On Cortex Island the story is much more explicit, as you make your way through his factory, which leads you to the plant that powers the factory and labs (which are coming up), and then to his toxic waste dump, before you take out the literal boss of the power plant, Pinstripe. You then have to cross the river to the other half of the island and climb up the outside of the castle, then sneak inside in the dark, get through the inner workings of the Castle Machinery, take out Cortex's right hand man, get through Cortex's lab itself, cross a Great Hall to the rooftop exit, and fight Cortex as he tries to make his escape in his blimp.

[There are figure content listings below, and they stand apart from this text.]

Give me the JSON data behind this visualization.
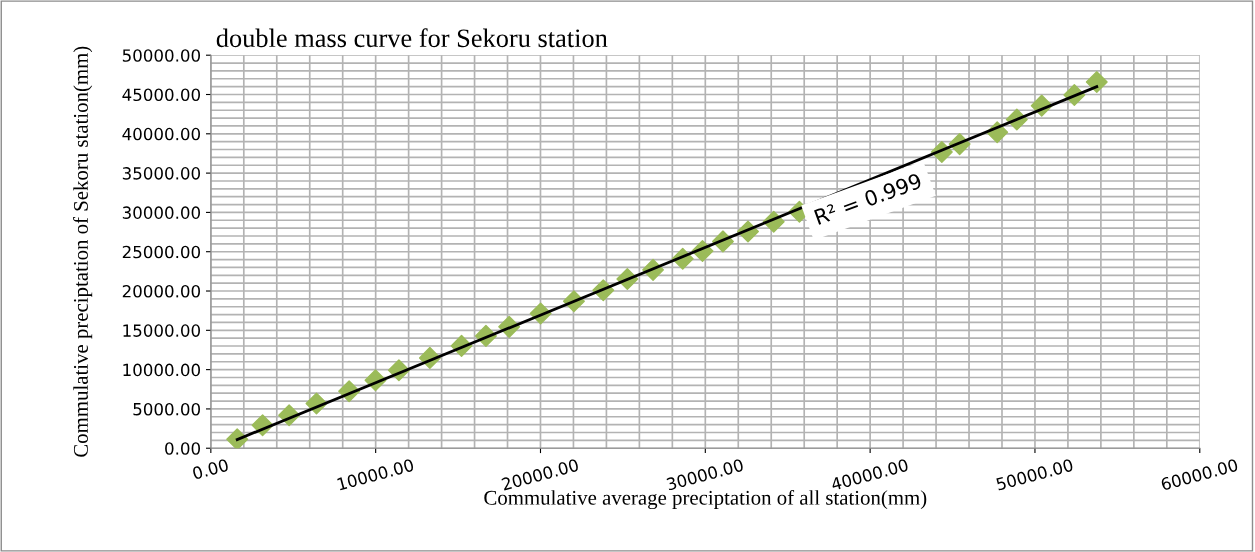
{
  "chart_data": {
    "type": "scatter",
    "title": "double mass curve for Sekoru station",
    "xlabel": "Commulative average preciptation of all station(mm)",
    "ylabel": "Commulative preciptation of Sekoru station(mm)",
    "series": [
      {
        "color": "#9bbb59",
        "marker": "diamond",
        "x": [
          1600,
          3140,
          4750,
          6410,
          8390,
          9990,
          11410,
          13290,
          15210,
          16690,
          18100,
          20010,
          22030,
          23810,
          25270,
          26830,
          28630,
          29830,
          31070,
          32590,
          34150,
          35710,
          44350,
          45430,
          47710,
          48900,
          50410,
          52390,
          53750
        ],
        "values": [
          1150,
          2930,
          4200,
          5690,
          7250,
          8650,
          9920,
          11490,
          13020,
          14290,
          15440,
          17130,
          18700,
          20100,
          21530,
          22690,
          24100,
          25100,
          26310,
          27570,
          28820,
          30080,
          37680,
          38690,
          40200,
          41810,
          43580,
          44940,
          46590
        ]
      },
      {
        "type": "line",
        "color": "#000000",
        "x": [
          1600,
          53750
        ],
        "values": [
          1100,
          46000
        ]
      }
    ],
    "xlim": [
      0,
      60000
    ],
    "ylim": [
      0,
      50000
    ],
    "xticks": [
      {
        "value": 0,
        "label": "0.00"
      },
      {
        "value": 10000,
        "label": "10000.00"
      },
      {
        "value": 20000,
        "label": "20000.00"
      },
      {
        "value": 30000,
        "label": "30000.00"
      },
      {
        "value": 40000,
        "label": "40000.00"
      },
      {
        "value": 50000,
        "label": "50000.00"
      },
      {
        "value": 60000,
        "label": "60000.00"
      }
    ],
    "yticks": [
      {
        "value": 0,
        "label": "0.00"
      },
      {
        "value": 5000,
        "label": "5000.00"
      },
      {
        "value": 10000,
        "label": "10000.00"
      },
      {
        "value": 15000,
        "label": "15000.00"
      },
      {
        "value": 20000,
        "label": "20000.00"
      },
      {
        "value": 25000,
        "label": "25000.00"
      },
      {
        "value": 30000,
        "label": "30000.00"
      },
      {
        "value": 35000,
        "label": "35000.00"
      },
      {
        "value": 40000,
        "label": "40000.00"
      },
      {
        "value": 45000,
        "label": "45000.00"
      },
      {
        "value": 50000,
        "label": "50000.00"
      }
    ],
    "grid": true,
    "legend": false,
    "annotations": [
      "R² = 0.999"
    ]
  }
}
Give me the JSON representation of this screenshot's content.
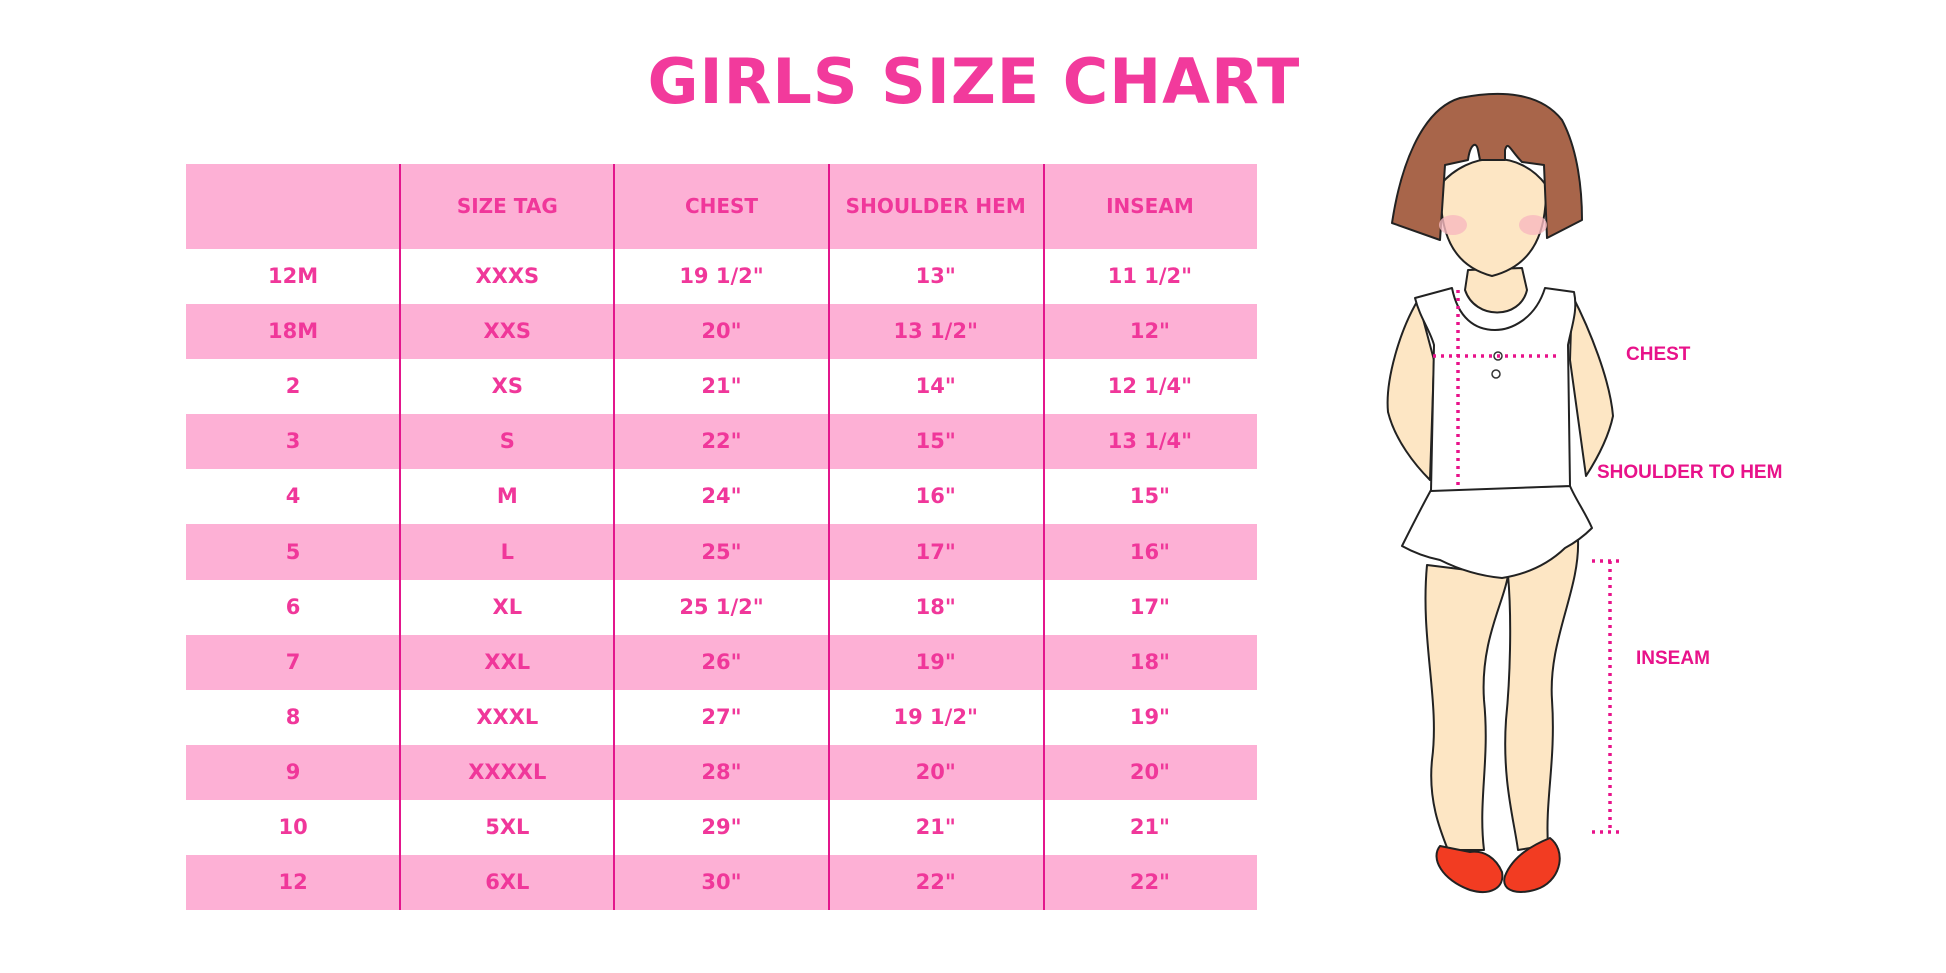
{
  "title": "GIRLS SIZE CHART",
  "table": {
    "headers": [
      "",
      "SIZE TAG",
      "CHEST",
      "SHOULDER HEM",
      "INSEAM"
    ],
    "rows": [
      [
        "12M",
        "XXXS",
        "19 1/2\"",
        "13\"",
        "11 1/2\""
      ],
      [
        "18M",
        "XXS",
        "20\"",
        "13 1/2\"",
        "12\""
      ],
      [
        "2",
        "XS",
        "21\"",
        "14\"",
        "12 1/4\""
      ],
      [
        "3",
        "S",
        "22\"",
        "15\"",
        "13 1/4\""
      ],
      [
        "4",
        "M",
        "24\"",
        "16\"",
        "15\""
      ],
      [
        "5",
        "L",
        "25\"",
        "17\"",
        "16\""
      ],
      [
        "6",
        "XL",
        "25 1/2\"",
        "18\"",
        "17\""
      ],
      [
        "7",
        "XXL",
        "26\"",
        "19\"",
        "18\""
      ],
      [
        "8",
        "XXXL",
        "27\"",
        "19 1/2\"",
        "19\""
      ],
      [
        "9",
        "XXXXL",
        "28\"",
        "20\"",
        "20\""
      ],
      [
        "10",
        "5XL",
        "29\"",
        "21\"",
        "21\""
      ],
      [
        "12",
        "6XL",
        "30\"",
        "22\"",
        "22\""
      ]
    ]
  },
  "diagram": {
    "labels": {
      "chest": "CHEST",
      "shoulder_to_hem": "SHOULDER TO HEM",
      "inseam": "INSEAM"
    }
  },
  "colors": {
    "accent": "#f0379a",
    "row_pink": "#fdb0d5",
    "divider": "#e3168c",
    "hair": "#a8654a",
    "skin": "#fde6c4",
    "shoes": "#f23c22"
  }
}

Crash 2 then takes place on the same islands, but Cortex and N. Brio have taken over more of the islands as they try to fight each other. N. Brio of course being the real creator of the Evolvo-Ray, he is the one in control of all the animal enemies in the game, while Cortex controls only robot and human enemies, like are seen in his lab in Crash 1, after you defeat N. Brio (though Crash 3 shows these guys are robots too). In the first four Warp Rooms, all the enemies consist of animal enemies from Crash 1, only with implants and armor and stuff added on, because now they work for Brio, while in Crash 1 they were just regular animals. When you get to the last Warp Room, Crash finally turns against Cortex, so the animal enemies disappear and are replaced with robots and humans.

Crash 3 then has nothing but human enemies and regular animals, no altered animals, because that is N. Brio's specialty, and he's not in this game. The human enemies work for Cortex and the regular animals are just regular animals.

This attention to who the enemies are working for applies to the bosses as well. In Crash 1, Ripper Roo, Koala Kong, and Pinstripe are all working for Cortex, but were actually created by N. Brio. In Crash 2, Ripper Roo, the Komodo Bros, and Tiny are all working for N. Brio. Why did Ripper Roo switch sides? Well we see in this game that he cured his insanity and became educated. So he chose to help N. Brio try to save the world. In Crash 3, by contrast, Tiny is working for Cortex despite being created to fight Cortex in Crash 2. But Tiny is the franchise's idiot, and can be easily fooled or convinced. Note that the only boss actually created by Cortex in Crash 3 is Dingodile, who is explicitly not the same type of mutant as all the previous ones, and is instead a new type of experiment in creating a hybrid of two creatures, rather than just mutating one or turning it into a cyborg.

The end of Crash 3 then sees Cortex and N. Tropy lost in time as babies, fighting over Uka Uka. We don't know how Cortex got back to the present, but evidently he beat N. Tropy, because in the next game, N. Tropy is a ghost. Though Ripper Roo and Komodo Joe getting the Uka Uka powerup instead of the Aku Aku powerup is a fuckup, because they were both fighting against Uka Uka in their last appearance in Crash 2.